A move from Shoreham to five acres in Cape Schanck saw Sondrine convert their garden shed, under the shade of giant Moreton Bay fig, into a cosy workshop where aromatics are stored in temperature-controlled wine fridges. “There’s a lovely intimacy in the space where I create, and where my daughters spend time with me.”
It’s in this sensorial makers-space that Sondrine makes tinctures, filters and macerates and bottles perfumes by hand, which can take four to six months for each small batch to age. Some of her tinctures (the processing of raw aromatic materials in alcohol to release their essence and natural scents) take up to a year.
“Australian’s are seeking out slow-made products with mindful application in their development. It’s a rewarding time to grow this sort of business when the market tells us there’s interest. I source ingredients direct from farmers and distillers for our skincare which is no small feat as a small-batch business. For our fragrances, which contain upwards of 30 different botanical aromatics in each one, I work with two reputable suppliers in Italy and America who have a beautiful selection of products and aromatics for my perfumes.”
Sondrine has grown her business further, now hand blending soil to skin organic, regenerative skincare. The small batch luxury perfume producer has a big heart when it comes to sustainable practices and ethical earth care.
“I’ve invested time becoming informed about endangered species and what we are going to lose by sourcing such products as Mysore sandalwood which is close to extinction, and overharvested crops like frankincense. Wildcrafted can be a complex industry with positives and negatives so I’m always careful about who I source from. It’s equally important to be knowledgeable on behalf of my consumers and ensure I work with suppliers whose workers are paid a fair wage.” Through a carbon neutral initiative, the business plants a tree for every skin care product sold.
The Mornington Peninsula has proven a stimulating muse.
“I love how the landscape of the peninsula has formed some of my directions in introducing ingredients, my connection with sense and also the names of perfumes.”
The Pines evokes the scent of conifer and is inspired by Shoreham; “the first place I walked when we moved here”. Plein Air evoked images of rolling fields of hay in summer in Flinders and Vigneron, with fruity heart notes salutes the wineries of the Mornington Peninsula.
Numerous studies document how olfactory receptors and the limbic system activate vivid recollection. Scent undeniably ties us to memory, summoning long-forgotten scenes from deep within.
Sondrine is endlessly “inspired by unseen interactions of humans and nature and how scent forms a place inside us and leads us to memories that are so visceral.”
She receives regular emails from customers reliving those memories.
“Recently someone said the scent they purchased helped them stay connected with their overseas mother while physically apart during COVID, and another said the scent she chose gave her back the smell of spring that she couldn’t inhale under her mask.”
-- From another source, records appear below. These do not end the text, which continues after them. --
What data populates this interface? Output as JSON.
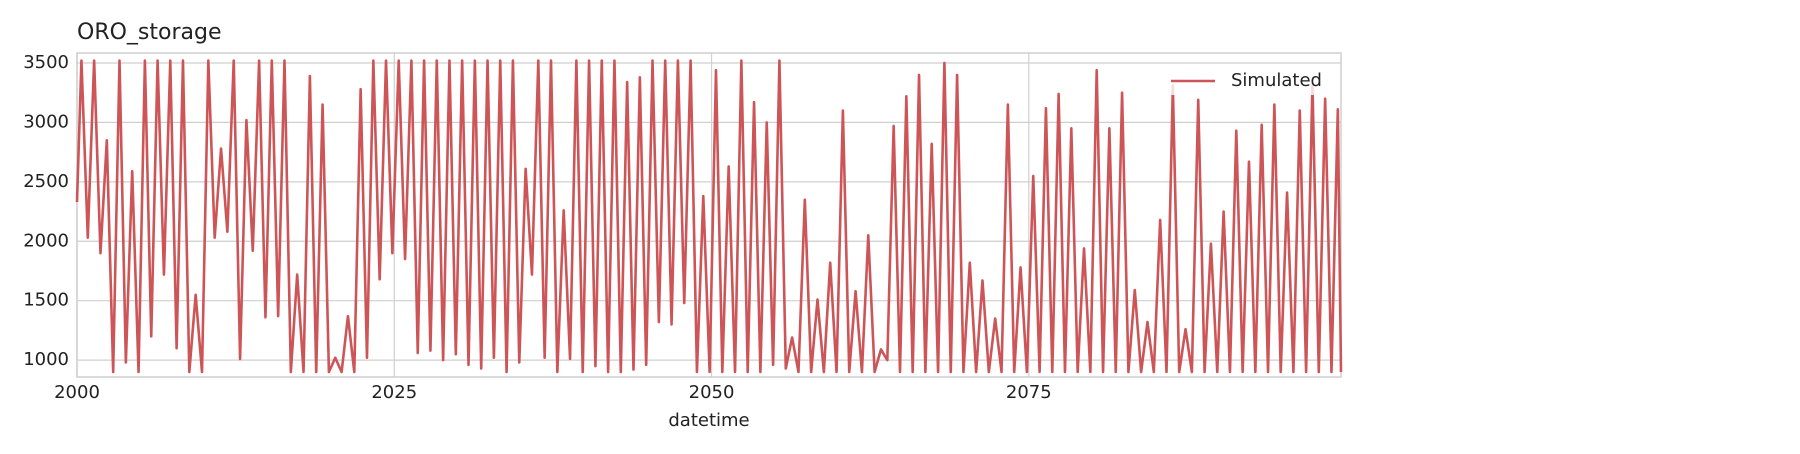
{
  "chart_data": {
    "type": "line",
    "title": "ORO_storage",
    "xlabel": "datetime",
    "x": [
      2000,
      2000.35,
      2000.85,
      2001.35,
      2001.85,
      2002.35,
      2002.85,
      2003.35,
      2003.85,
      2004.35,
      2004.85,
      2005.35,
      2005.85,
      2006.35,
      2006.85,
      2007.35,
      2007.85,
      2008.35,
      2008.85,
      2009.35,
      2009.85,
      2010.35,
      2010.85,
      2011.35,
      2011.85,
      2012.35,
      2012.85,
      2013.35,
      2013.85,
      2014.35,
      2014.85,
      2015.35,
      2015.85,
      2016.35,
      2016.85,
      2017.35,
      2017.85,
      2018.35,
      2018.85,
      2019.35,
      2019.85,
      2020.35,
      2020.85,
      2021.35,
      2021.85,
      2022.35,
      2022.85,
      2023.35,
      2023.85,
      2024.35,
      2024.85,
      2025.35,
      2025.85,
      2026.35,
      2026.85,
      2027.35,
      2027.85,
      2028.35,
      2028.85,
      2029.35,
      2029.85,
      2030.35,
      2030.85,
      2031.35,
      2031.85,
      2032.35,
      2032.85,
      2033.35,
      2033.85,
      2034.35,
      2034.85,
      2035.35,
      2035.85,
      2036.35,
      2036.85,
      2037.35,
      2037.85,
      2038.35,
      2038.85,
      2039.35,
      2039.85,
      2040.35,
      2040.85,
      2041.35,
      2041.85,
      2042.35,
      2042.85,
      2043.35,
      2043.85,
      2044.35,
      2044.85,
      2045.35,
      2045.85,
      2046.35,
      2046.85,
      2047.35,
      2047.85,
      2048.35,
      2048.85,
      2049.35,
      2049.85,
      2050.35,
      2050.85,
      2051.35,
      2051.85,
      2052.35,
      2052.85,
      2053.35,
      2053.85,
      2054.35,
      2054.85,
      2055.35,
      2055.85,
      2056.35,
      2056.85,
      2057.35,
      2057.85,
      2058.35,
      2058.85,
      2059.35,
      2059.85,
      2060.35,
      2060.85,
      2061.35,
      2061.85,
      2062.35,
      2062.85,
      2063.35,
      2063.85,
      2064.35,
      2064.85,
      2065.35,
      2065.85,
      2066.35,
      2066.85,
      2067.35,
      2067.85,
      2068.35,
      2068.85,
      2069.35,
      2069.85,
      2070.35,
      2070.85,
      2071.35,
      2071.85,
      2072.35,
      2072.85,
      2073.35,
      2073.85,
      2074.35,
      2074.85,
      2075.35,
      2075.85,
      2076.35,
      2076.85,
      2077.35,
      2077.85,
      2078.35,
      2078.85,
      2079.35,
      2079.85,
      2080.35,
      2080.85,
      2081.35,
      2081.85,
      2082.35,
      2082.85,
      2083.35,
      2083.85,
      2084.35,
      2084.85,
      2085.35,
      2085.85,
      2086.35,
      2086.85,
      2087.35,
      2087.85,
      2088.35,
      2088.85,
      2089.35,
      2089.85,
      2090.35,
      2090.85,
      2091.35,
      2091.85,
      2092.35,
      2092.85,
      2093.35,
      2093.85,
      2094.35,
      2094.85,
      2095.35,
      2095.85,
      2096.35,
      2096.85,
      2097.35,
      2097.85,
      2098.35,
      2098.85,
      2099.35,
      2099.6
    ],
    "series": [
      {
        "name": "Simulated",
        "color": "#cd5557",
        "values": [
          2330,
          3520,
          2030,
          3520,
          1900,
          2850,
          900,
          3520,
          980,
          2590,
          900,
          3520,
          1200,
          3520,
          1720,
          3520,
          1100,
          3520,
          900,
          1550,
          900,
          3520,
          2030,
          2780,
          2080,
          3520,
          1010,
          3020,
          1920,
          3520,
          1360,
          3520,
          1370,
          3520,
          900,
          1720,
          900,
          3390,
          900,
          3150,
          900,
          1020,
          900,
          1370,
          900,
          3280,
          1020,
          3520,
          1680,
          3520,
          1900,
          3520,
          1850,
          3520,
          1060,
          3520,
          1080,
          3520,
          1000,
          3520,
          1050,
          3520,
          960,
          3520,
          930,
          3520,
          1020,
          3520,
          900,
          3520,
          980,
          2610,
          1720,
          3520,
          1020,
          3520,
          900,
          2260,
          1010,
          3520,
          900,
          3520,
          950,
          3520,
          900,
          3520,
          900,
          3340,
          920,
          3380,
          960,
          3520,
          1320,
          3520,
          1300,
          3520,
          1480,
          3520,
          900,
          2380,
          900,
          3440,
          900,
          2630,
          900,
          3520,
          900,
          3170,
          900,
          3000,
          960,
          3520,
          930,
          1190,
          900,
          2350,
          900,
          1510,
          900,
          1820,
          900,
          3100,
          900,
          1580,
          900,
          2050,
          900,
          1090,
          1000,
          2970,
          900,
          3220,
          900,
          3400,
          900,
          2820,
          900,
          3500,
          900,
          3400,
          900,
          1820,
          900,
          1670,
          900,
          1350,
          900,
          3150,
          900,
          1780,
          900,
          2550,
          900,
          3120,
          900,
          3240,
          900,
          2950,
          900,
          1940,
          900,
          3440,
          900,
          2950,
          900,
          3250,
          900,
          1590,
          900,
          1320,
          900,
          2180,
          900,
          3310,
          900,
          1260,
          900,
          3190,
          900,
          1980,
          900,
          2250,
          900,
          2930,
          900,
          2670,
          900,
          2980,
          900,
          3150,
          900,
          2410,
          900,
          3100,
          900,
          3320,
          900,
          3200,
          900,
          3110,
          900
        ]
      }
    ],
    "xlim": [
      2000,
      2099.6
    ],
    "ylim": [
      858,
      3584
    ],
    "xticks": [
      2000,
      2025,
      2050,
      2075
    ],
    "yticks": [
      1000,
      1500,
      2000,
      2500,
      3000,
      3500
    ],
    "grid": true,
    "legend": "upper right"
  }
}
Smell has the power to summon personal moments and long-forgotten scenes from the very depth of our memories.
Sondrine’s own favourite memory-charged scent is the smell of both her two newborns; “they smelt sweet, musky and warm. I’m sure any parent can relate.”
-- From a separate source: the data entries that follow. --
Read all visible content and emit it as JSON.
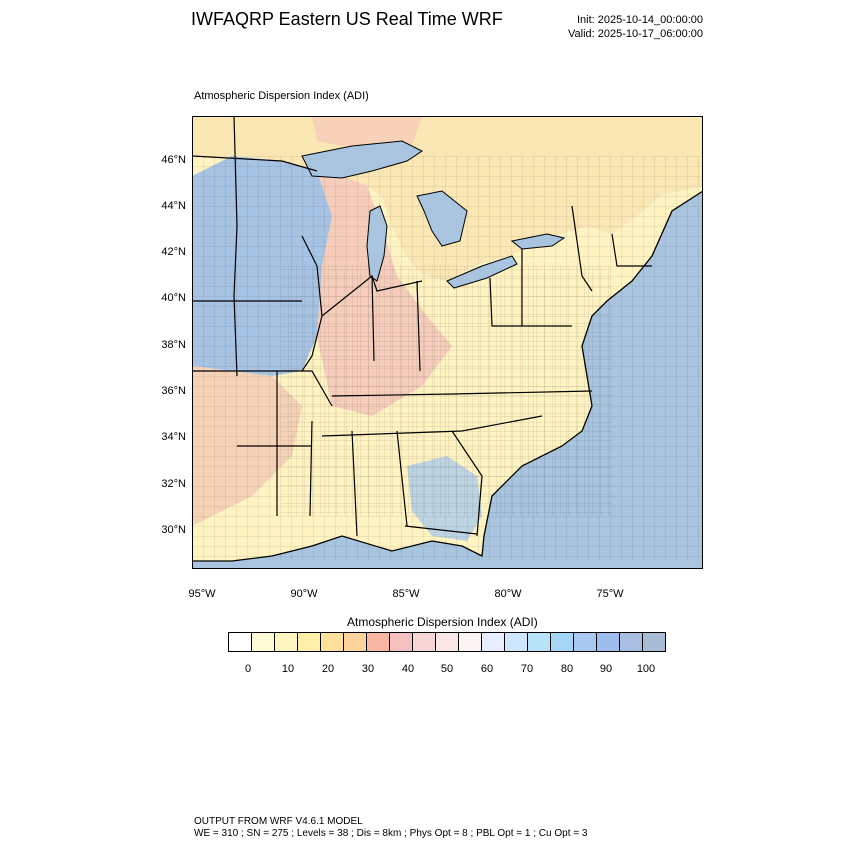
{
  "header": {
    "title": "IWFAQRP Eastern US Real Time WRF",
    "init": "Init: 2025-10-14_00:00:00",
    "valid": "Valid: 2025-10-17_06:00:00"
  },
  "map": {
    "field_title": "Atmospheric Dispersion Index   (ADI)",
    "lat_labels": [
      "46°N",
      "44°N",
      "42°N",
      "40°N",
      "38°N",
      "36°N",
      "34°N",
      "32°N",
      "30°N"
    ],
    "lon_labels": [
      "95°W",
      "90°W",
      "85°W",
      "80°W",
      "75°W"
    ],
    "colors": {
      "ocean": "#a8c4de",
      "land_low": "#fff3c2",
      "land_mid": "#f4c6b8",
      "land_high": "#a7c3e3",
      "canada": "#fbe7b4"
    }
  },
  "colorbar": {
    "title": "Atmospheric Dispersion Index  (ADI)",
    "ticks": [
      "0",
      "10",
      "20",
      "30",
      "40",
      "50",
      "60",
      "70",
      "80",
      "90",
      "100"
    ],
    "colors": [
      "#ffffff",
      "#fffbd6",
      "#fff5bf",
      "#ffefa9",
      "#ffe09b",
      "#ffd49c",
      "#f8b7a4",
      "#f4c1c0",
      "#f8d6d6",
      "#fbe6e6",
      "#fdf4f4",
      "#e6eeff",
      "#cfe5fb",
      "#b7e2f8",
      "#a3d7f5",
      "#a9c8f1",
      "#9dbdec",
      "#a9bfe1",
      "#a9bcd6"
    ]
  },
  "footer": {
    "line1": "OUTPUT FROM WRF V4.6.1 MODEL",
    "line2": "WE = 310 ; SN = 275 ; Levels = 38 ; Dis = 8km ; Phys Opt = 8 ; PBL Opt = 1 ; Cu Opt = 3"
  }
}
But asking a perfumer to name their favourite scent is like asking them to name a favourite child. “My choice is linked to the season and how I’m feeling – I do reach for Antiquarian daily but each scent I create carries a special emotion and connection with it.”
While consumers savour Cygnet Perfumery’s craftmanship, Sondrine breathes in the slow-living lifestyle of the peninsula that anoints her growing business and family.